㈠知识和能力目标:了解诗人和创作的背景;能够流利的朗读和背诵诗歌;理解诗所蕴含的人生哲理。

㈡过程和方法目标:通过反复的诵读,交流研讨,理解诗的内容。㈢情感态度和价值观目标:学习诗人对待生活的积极态度,感受积极、乐观、向上的人生观。教学重点:

有感情的朗读和背诵全诗,理解诗中的哲理。教学难点:

学习诗人对待生活的积极态度,感受积极、乐观、向上的人生观。课时安排:一课时 [教学步骤]

一、导语设计

 今天老师向同学们介绍一位诗人:①他是俄国诗人,他的创作对俄国文学和语言的发展影响很大。

②他的一生创作了近800首优秀的抒情诗篇。

③他的诗歌,像太阳一样照耀着十九世纪的文坛,他被喻为“诗歌的太阳”。④他的说理诗《假如生活欺骗了你》,问世后成为许多人激励自己的座右铭。

二、写作背景

《假如生活欺骗了你》写于普希金被沙皇流放的日子里。那时俄国革命如火如荼,诗人却被迫与世隔绝。在这样的处境下,诗人仍没有丧失希望与斗志,他热爱生活,执着地追求理想,相信光明必来,正义必胜。

三、第一乐章:美美地读和背 要求:

1、流利地读。

2、有节奏地读。

3、有感情地读。

4、能熟读成背

《假如生活欺骗了你》

普希金

假如/生活/欺骗了你,不要/悲伤,不要/心急!忧郁的日子里/需要/镇静:

相信吧,快乐的日子/将会来临。

心儿/永远向往着/未来; 现在却/常是忧郁。

一切/都是/瞬息,一切/都将会/过去; 而那/过去了的,就会/成为/亲切的怀恋。

三、第二乐章:美美地说

拓展延伸畅所欲言:自选角度谈谈自己读诗的感受:可以是启迪,可以是诗句的理解,可以是某个词、某个句的欣赏,可以是自己的收获,可以是自己的感悟等等。

四、第三乐章:美美地写

写作训练:以“假如我欺骗了生活”为题,仿照本诗,自己结合生活体验创作一首小诗,可以是4句、6句、8句。

五、尾声 赠言

我微笑着走向生活

汪国真

我微笑着走向生活,无论生活以什么方式回敬我。

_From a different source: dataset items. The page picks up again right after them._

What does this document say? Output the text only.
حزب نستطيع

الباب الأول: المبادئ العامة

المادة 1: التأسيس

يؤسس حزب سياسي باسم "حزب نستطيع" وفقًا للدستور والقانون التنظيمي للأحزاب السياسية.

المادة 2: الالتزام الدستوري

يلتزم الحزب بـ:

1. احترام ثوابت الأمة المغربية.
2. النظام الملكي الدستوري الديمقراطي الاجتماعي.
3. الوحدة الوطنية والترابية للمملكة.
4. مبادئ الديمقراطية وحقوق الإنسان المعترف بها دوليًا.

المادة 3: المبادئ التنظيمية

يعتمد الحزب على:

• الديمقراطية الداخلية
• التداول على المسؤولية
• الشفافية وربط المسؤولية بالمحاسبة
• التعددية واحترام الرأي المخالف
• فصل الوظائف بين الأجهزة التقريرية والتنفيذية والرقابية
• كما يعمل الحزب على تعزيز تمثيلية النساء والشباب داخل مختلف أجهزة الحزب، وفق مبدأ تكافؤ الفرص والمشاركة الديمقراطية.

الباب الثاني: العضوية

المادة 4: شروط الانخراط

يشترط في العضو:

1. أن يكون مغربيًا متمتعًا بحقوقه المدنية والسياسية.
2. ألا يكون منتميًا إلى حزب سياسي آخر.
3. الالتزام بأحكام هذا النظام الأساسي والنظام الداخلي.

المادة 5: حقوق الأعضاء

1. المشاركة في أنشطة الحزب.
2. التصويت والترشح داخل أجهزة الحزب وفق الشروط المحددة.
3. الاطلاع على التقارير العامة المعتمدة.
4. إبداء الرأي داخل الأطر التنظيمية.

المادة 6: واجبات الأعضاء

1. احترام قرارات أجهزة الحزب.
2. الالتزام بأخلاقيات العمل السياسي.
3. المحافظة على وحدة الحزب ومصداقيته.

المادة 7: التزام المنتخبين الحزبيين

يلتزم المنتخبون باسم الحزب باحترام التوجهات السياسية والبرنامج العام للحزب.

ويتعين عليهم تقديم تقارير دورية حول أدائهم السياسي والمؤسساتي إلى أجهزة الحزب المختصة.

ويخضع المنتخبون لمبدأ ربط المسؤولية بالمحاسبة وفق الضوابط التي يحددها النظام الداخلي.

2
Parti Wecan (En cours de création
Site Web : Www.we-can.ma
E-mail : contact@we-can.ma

报我以平坦吗?

我是一条欢乐奔流的小河。报我以崎岖吗?

我是一座庄严思索的大山!报我以幸福吗?

我是一只凌空飞翔的燕子。报我以不幸吗?

我是一根劲竹经得起千击万磨!生活里不能没有笑声,没有笑声的世界该是多么寂寞。什么也改变不了我对生活的热爱,我微笑着走向火热的生活!

六、作业 小练笔:

假如说生活可以重新开始,我们应该怎样对待新的生活呢?

结合生活的体会以“假如生活重新开始”为题自由地仿写一首小诗。

第三篇:《假如生活欺骗了你》赏析

《假如生活欺骗了你》赏析

该诗写于1825年,正是诗人流放南俄敖德萨同当地总督发生冲突后,被押送到其父亲的领地米哈伊洛夫斯科耶村幽禁期间所作。从1824年8月至1826年9月,这是一段极为孤独寂寞的生活。面对12月党人起义前后剧烈动荡的社会风云,普希金不仅同火热的斗争相隔绝,而且与众多亲密无间的挚友亲朋相分离。幸亏夜晚,有终生挚爱的奶妈相陪伴,讲故事为他消愁解闷;白天,到集市上去,与纯朴的农人为友,和他们谈话,听他们唱歌。孤寂之中,除了读书、写作,邻近庄园奥西波娃一家也给诗人愁闷的幽禁生活带来了一片温馨和慰藉。这首诗就是为奥西波娃15岁的女儿姬姬所写的,题写在她的纪念册上。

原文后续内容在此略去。